I remember holding one of the first babies born shortly after the completion of the project and feeling so relieved.   We’d managed to do what we had- thanks to everyone’s efforts, our local team, the local mayor, hospital team, our generous funder and the dedicated Just a Drop team who all refused to be beaten by the challenges- what was achieved was transformational.

What are the biggest challenges to be faced in the future for clean water and sanitation, from both environmental and social aspects?

The impact of climate change is going to be devastating for many communities in the southern hemisphere.
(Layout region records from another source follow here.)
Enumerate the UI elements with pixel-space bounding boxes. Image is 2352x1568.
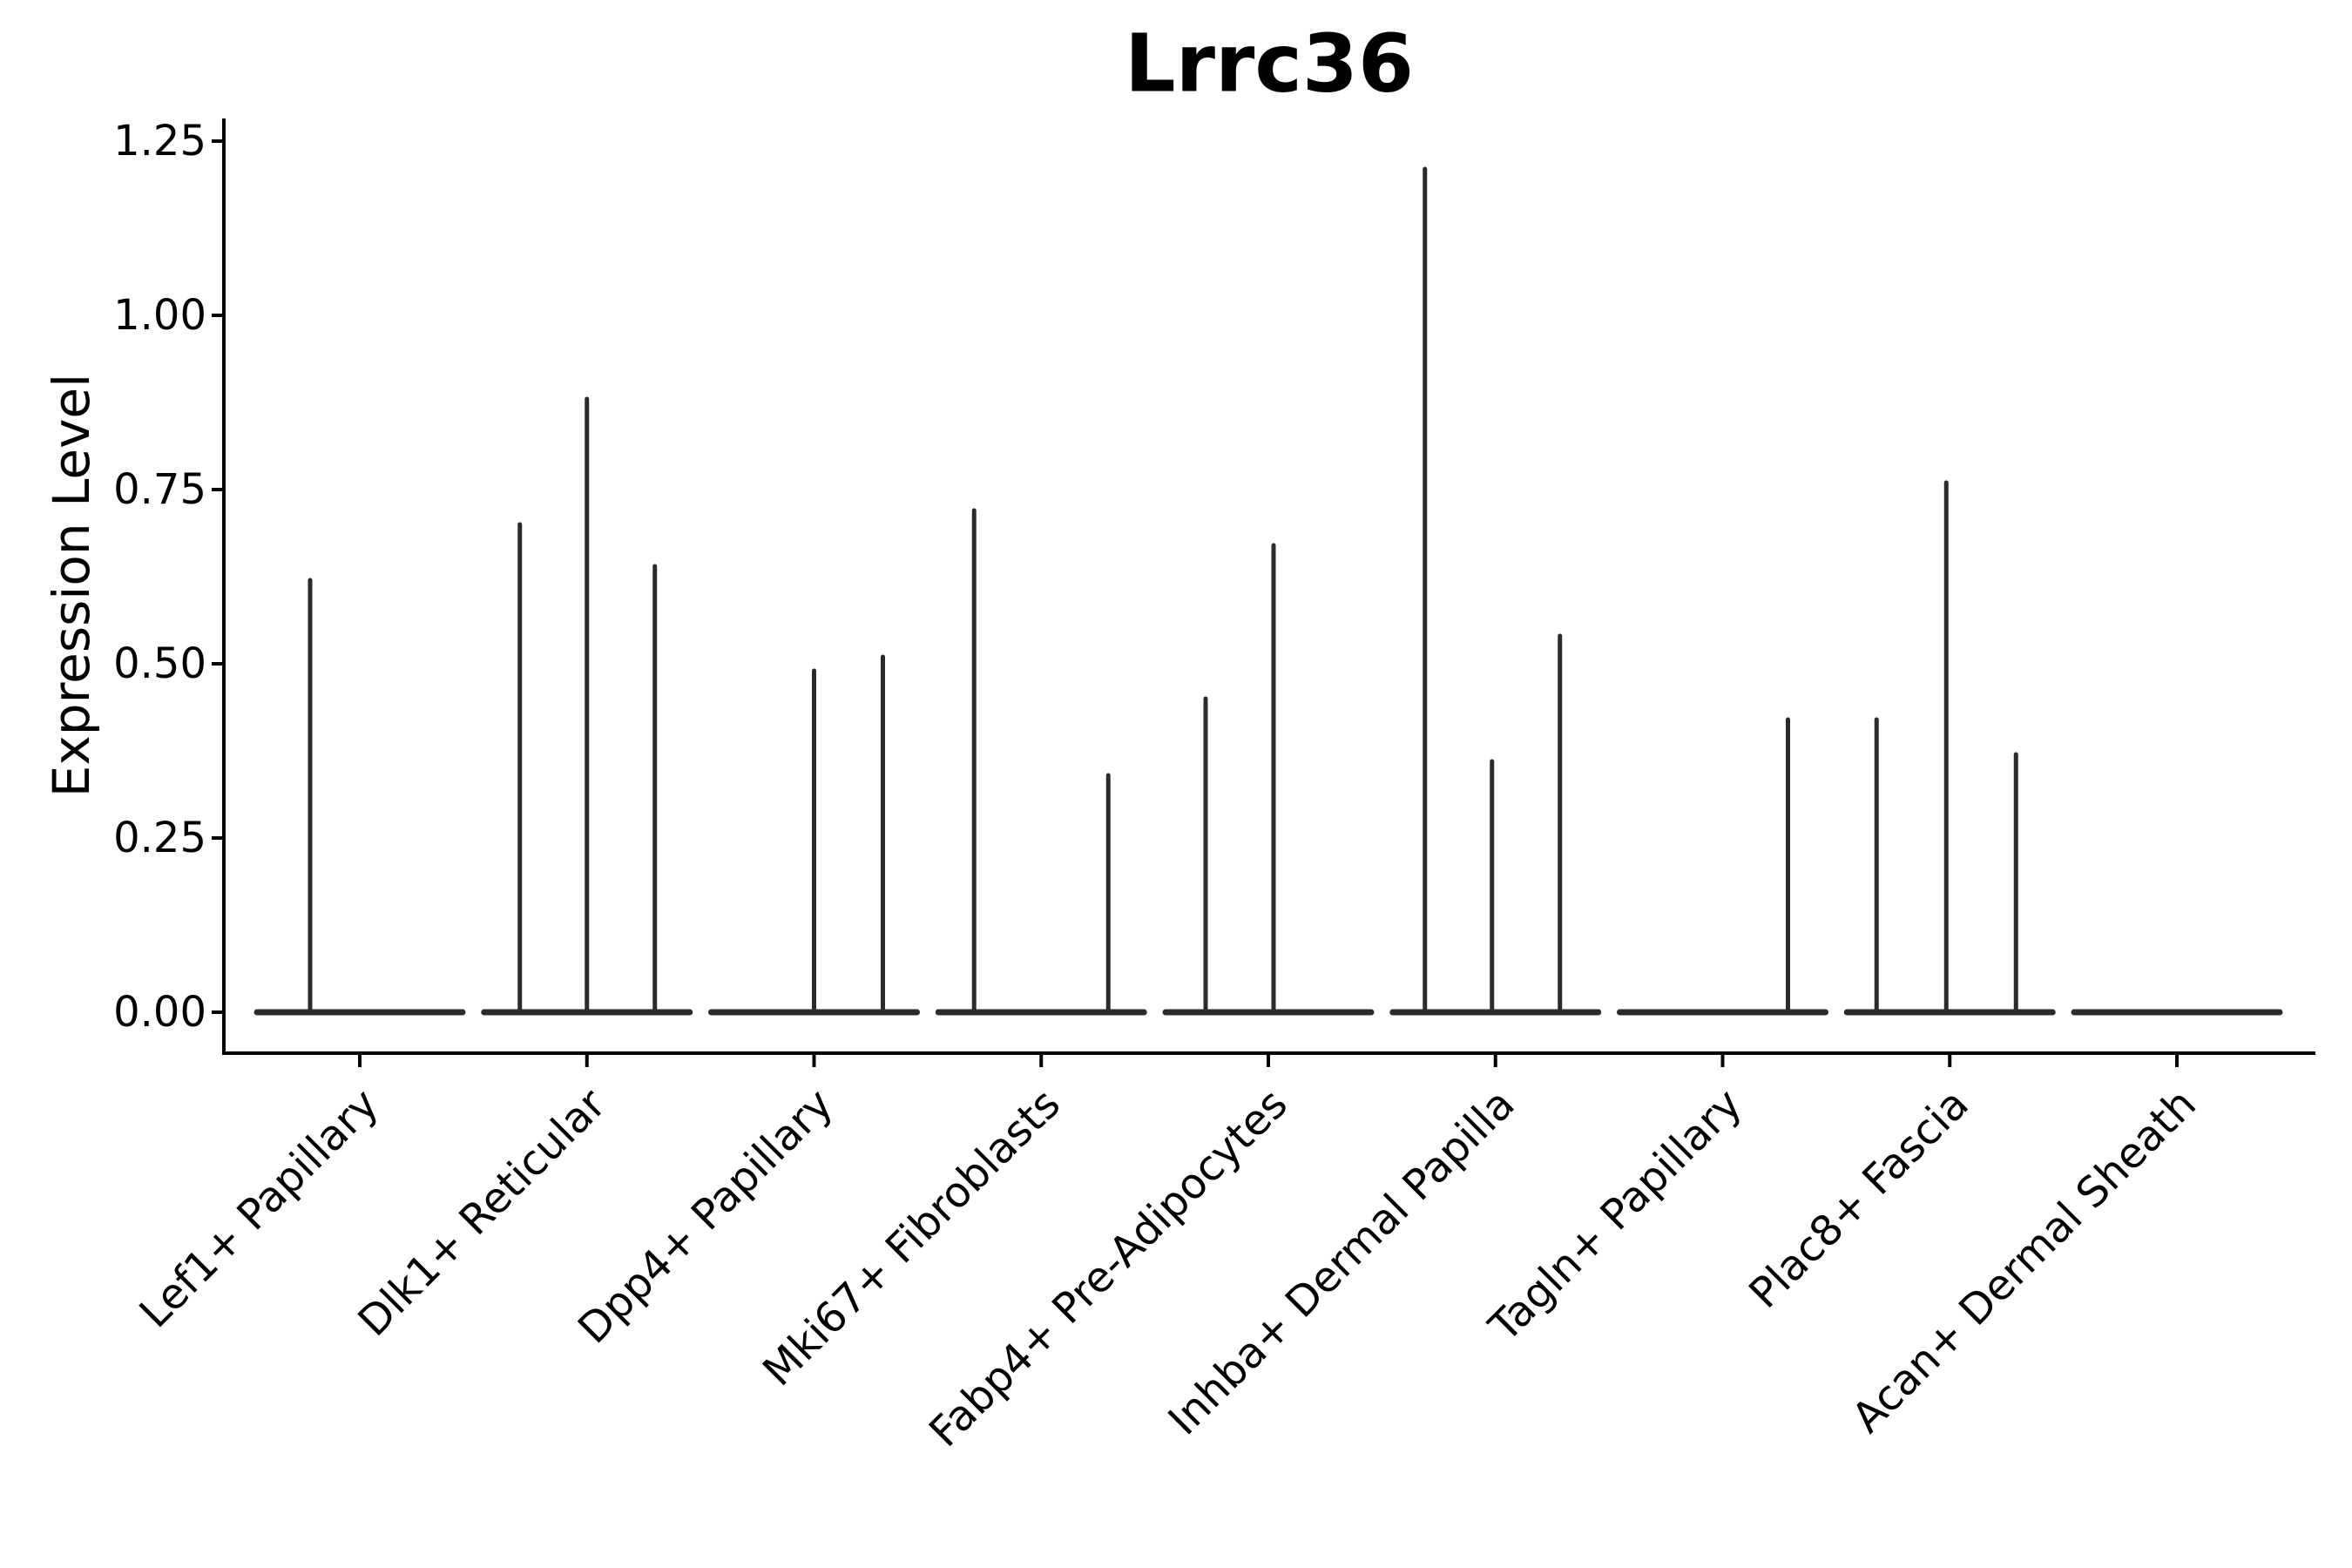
y-tick-label: 0.00 bbox=[113, 988, 206, 1037]
y-tick-label: 0.50 bbox=[113, 639, 206, 688]
y-axis-label: Expression Level bbox=[42, 373, 101, 798]
chart-title: Lrrc36 bbox=[1125, 17, 1414, 111]
y-tick-label: 0.25 bbox=[113, 814, 206, 862]
y-tick-label: 0.75 bbox=[113, 465, 206, 514]
y-tick-label: 1.25 bbox=[113, 117, 206, 166]
y-tick-label: 1.00 bbox=[113, 291, 206, 340]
As places get drier and harder to live in, it will lead to further migration, famine and vulnerable livelihoods leading to increased poverty. Its critical that where possible water is captured and stored be it using rainwater harvesting methods or using the natural environment through the building of rock catchments, check dams or sand dams to protect and enhance the aquifer and available ground water.

When you were Chairman of World Travel Market you established World Responsible Tourism Day.  Do you believe that, as the tourism industry regenerates post-covid, sustainability will really become an integral part of the industry?

seed distribution
Seed Distribution as part of Just a Drop’s Agricultural work in Ndethye Ngutethye Community, Kenya

I do, but I have to say it’s been a long time coming. I launched the earlier version of World Responsible Tourism Day back in 1996 and very few people (no more than 30 people out of 50,000) were interested in the environment, and they were generally regarded as “ tree huggers”. But I genuinely believe that no one in the travel & tourism sector can ignore their environmental footprint and consider how best to manage and mitigate it moving forward. Don’t get me wrong, it doesn’t mean that everyone will act. Many won’t. But the important thing is it’s now on the agenda and I hope and attest that it will remain a key strategic industry issue for now and always.

If anyone reading this wants to support Just a Drop, either as an individual or a business, how can they get involved?

children at school in africa
Girls in St Aloysious School, Uganda, with the sanitary pads provided to them through Just a Drop’s menstrual hygiene programme

Just a Drop works on the principle it welcomes and embraces anyone interested in the cause and as I’ve said it doesn’t take a lot to make a difference.

  • £3 can provide a child in Kenya with water for their entire schooling.
  • £3 can help a family in Uganda access water and sanitation for a year.
  • £5 can help a family in India access water and sanitation for a year.

It is possible to donate via our website www.justadrop.org and there’s the opportunity there to also become a regular donor.

If a corporate or trust please feel able to write to me at fiona@fionajeffery.com or Brendan.Hanlon@justadrop.org to explore working with us towards your own project.

No donation is too small and they are all greatly appreciated and we’ll keep you updated on progress from the field.

Thank you to Fiona for taking the time to talk to us.  Just a Drop is certainly involved in life-changing projects.